Manchmal ist fast wichtiger, was nicht gesagt wird, als was gesagt wird. Gesagt hat Stefan Kuster heute vor den Medien, er werde sich in Zukunft dort einbringen, wo seine Stärken als Infektiologe und Epidemiologe lägen – also im Bereich fachliche Analyse und strategische Arbeiten. Nicht aufgezählt hat er dabei die Kommunikation. Das erstaunt kaum. Er trat zwar stets ruhig auf, vermochte aber dabei nicht, mit dieser Ruhe auch Sicherheit zu vermitteln.

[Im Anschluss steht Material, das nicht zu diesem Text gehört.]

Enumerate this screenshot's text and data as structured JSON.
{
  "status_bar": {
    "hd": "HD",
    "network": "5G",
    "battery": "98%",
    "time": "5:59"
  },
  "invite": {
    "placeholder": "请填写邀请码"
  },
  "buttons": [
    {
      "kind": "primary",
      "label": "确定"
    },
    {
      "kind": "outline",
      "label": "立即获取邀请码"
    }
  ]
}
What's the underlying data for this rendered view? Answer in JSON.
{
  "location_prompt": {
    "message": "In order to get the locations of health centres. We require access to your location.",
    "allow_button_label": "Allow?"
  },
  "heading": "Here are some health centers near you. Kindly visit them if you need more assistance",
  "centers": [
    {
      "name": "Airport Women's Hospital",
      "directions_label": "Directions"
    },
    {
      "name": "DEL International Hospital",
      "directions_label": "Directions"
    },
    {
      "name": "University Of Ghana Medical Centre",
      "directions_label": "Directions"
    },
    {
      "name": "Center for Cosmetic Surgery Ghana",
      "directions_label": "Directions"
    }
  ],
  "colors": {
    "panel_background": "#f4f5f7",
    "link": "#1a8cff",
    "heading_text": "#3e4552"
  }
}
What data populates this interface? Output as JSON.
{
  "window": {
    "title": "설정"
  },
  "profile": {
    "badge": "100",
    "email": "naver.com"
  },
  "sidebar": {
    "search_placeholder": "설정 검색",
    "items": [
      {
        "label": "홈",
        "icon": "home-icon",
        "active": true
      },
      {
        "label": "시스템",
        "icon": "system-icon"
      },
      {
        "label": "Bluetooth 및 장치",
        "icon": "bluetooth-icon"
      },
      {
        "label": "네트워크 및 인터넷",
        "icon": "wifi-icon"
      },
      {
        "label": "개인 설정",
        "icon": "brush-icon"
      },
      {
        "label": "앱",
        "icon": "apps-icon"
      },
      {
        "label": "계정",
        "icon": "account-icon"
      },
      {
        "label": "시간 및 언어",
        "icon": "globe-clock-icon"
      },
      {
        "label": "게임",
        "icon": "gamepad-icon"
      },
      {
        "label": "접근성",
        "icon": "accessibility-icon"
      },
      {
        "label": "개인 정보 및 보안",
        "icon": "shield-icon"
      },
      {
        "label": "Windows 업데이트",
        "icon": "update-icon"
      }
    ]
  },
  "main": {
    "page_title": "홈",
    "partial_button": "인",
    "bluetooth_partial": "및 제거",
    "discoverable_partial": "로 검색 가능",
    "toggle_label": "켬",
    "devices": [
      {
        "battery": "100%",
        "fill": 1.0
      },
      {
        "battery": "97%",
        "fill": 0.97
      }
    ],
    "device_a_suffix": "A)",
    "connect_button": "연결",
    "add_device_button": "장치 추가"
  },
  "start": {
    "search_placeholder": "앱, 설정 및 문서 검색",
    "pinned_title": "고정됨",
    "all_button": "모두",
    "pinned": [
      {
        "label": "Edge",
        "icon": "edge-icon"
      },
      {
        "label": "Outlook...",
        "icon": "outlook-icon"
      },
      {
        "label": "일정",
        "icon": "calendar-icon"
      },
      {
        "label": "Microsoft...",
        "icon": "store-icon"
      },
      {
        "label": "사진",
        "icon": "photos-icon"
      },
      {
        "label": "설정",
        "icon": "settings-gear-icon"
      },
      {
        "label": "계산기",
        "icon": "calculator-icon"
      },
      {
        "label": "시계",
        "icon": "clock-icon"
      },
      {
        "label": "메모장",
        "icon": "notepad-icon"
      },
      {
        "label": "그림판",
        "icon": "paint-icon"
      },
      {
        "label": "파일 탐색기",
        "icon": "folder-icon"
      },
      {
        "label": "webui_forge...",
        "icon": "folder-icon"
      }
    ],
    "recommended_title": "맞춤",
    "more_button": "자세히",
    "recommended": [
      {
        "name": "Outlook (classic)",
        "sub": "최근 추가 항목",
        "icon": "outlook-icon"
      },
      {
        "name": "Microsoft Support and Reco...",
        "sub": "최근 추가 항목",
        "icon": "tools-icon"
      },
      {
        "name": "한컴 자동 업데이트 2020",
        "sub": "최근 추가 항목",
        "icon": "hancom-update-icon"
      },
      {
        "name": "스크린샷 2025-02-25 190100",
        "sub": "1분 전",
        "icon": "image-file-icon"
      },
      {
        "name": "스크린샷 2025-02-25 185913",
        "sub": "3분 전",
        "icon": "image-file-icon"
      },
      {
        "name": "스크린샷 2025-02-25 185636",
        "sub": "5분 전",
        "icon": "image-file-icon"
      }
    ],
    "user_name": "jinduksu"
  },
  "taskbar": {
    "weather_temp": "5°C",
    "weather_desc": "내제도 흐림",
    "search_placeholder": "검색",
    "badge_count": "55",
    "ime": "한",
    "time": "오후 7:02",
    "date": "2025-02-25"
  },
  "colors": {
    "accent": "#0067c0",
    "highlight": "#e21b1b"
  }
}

Damit steht er im krassen Gegensatz zu seinem Vorgänger und auch in dessen Schatten. Daniel Koch wurde als «Mister-Corona» wahrgenommen, der ruhig und besonnen durch die Krise führte. Und das obwohl auch ihm immer wieder Kritik entgegenbrandete. Koch war ganz Medien-Profi und ist auch nach seinem Abgang als «Mister Corona» weiterhin präsent – zu präsent, würden manche sagen. Der Gegensatz zeigt; fachliche Qualifikation allein macht noch keine gute Presse im Amt als «Mister Corona».
BAG muss umdenken
Dabei kann man sich fragen, ob dieser Anspruch überhaupt gerechtfertigt ist. Im Zweifelsfall dürfte in der Leitung einer Abteilung im BAG Fachkompetenz der Auftrittskompetenz vorgezogen werden. Ob es klug ist, einen Abteilungsleiter so stark in den Medien zu exponieren, sei dahingestellt, zumal im Verlauf der Krise die Kritik am BAG und seinen Massnahmen stetig wuchs und damit auch der Druck auf die Verantwortlichen. Die höchste Ebene des BAG, die Direktion, hat sich derweil seit Beginn der Krise weitgehend medial abgemeldet. Eine Strategie, die sich mit dem Abgang von Stefan Kuster zu rächen scheint.
Abgänge und Pannen schmälern Vertrauen
Erschwerend hinzu kamen diverse Kommunikationspannen, die er während seiner Amtszeit als Leiter Übertragbare Krankheiten beim BAG zu verantworten hatte. So vermeldete das BAG falsche Zahlen zu den Ansteckungsorten, oder Kuster stiftete gar selbst Verwirrung an Pressekonferenzen. So geschehen etwa als er behauptete, die Quarantäne für Einreisende aus Risikoländern würde auch rückwirkend auf bereits Eingereiste angewandt oder als er den Tod eines unter 30-Jährigen vermeldete – obwohl dieser quicklebendig war. Zusammen mit Kusters Abgang schmälert all dies das Vertrauen in die Behörde. Egal, woran sein Abgang genau liegt, der Eindruck der Unruhe entsteht.
Unruhe hätte vermieden werden können
Heute hat das BAG nun angekündigt, die Last des «Mister Corona» auf verschiedene Schultern zu verteilen. Dass dies nicht schon von Anfang an gemacht wurde, ist schwer zu verstehen. Denn dass eine Pandemie kommen würde, das war schon seit Jahren klar. Nicht umsonst hat man sich mit Plänen und Übungen darauf vorbereitet.
Blindlings auf einen «Mister Pandemie» zu hoffen, so wie es scheint, der fachlich und medial überzeugt scheint zumindest eine blauäugige Wunschvorstellung gewesen zu sein. Nun bleibt zu hoffen, dass das BAG sich bei der Verteilung der Last auf die verschiedenen Schultern nicht zu sehr verzettelt, denn zu viele «Mr. und Ms. Corona» würden für noch mehr Unklarheiten sorgen.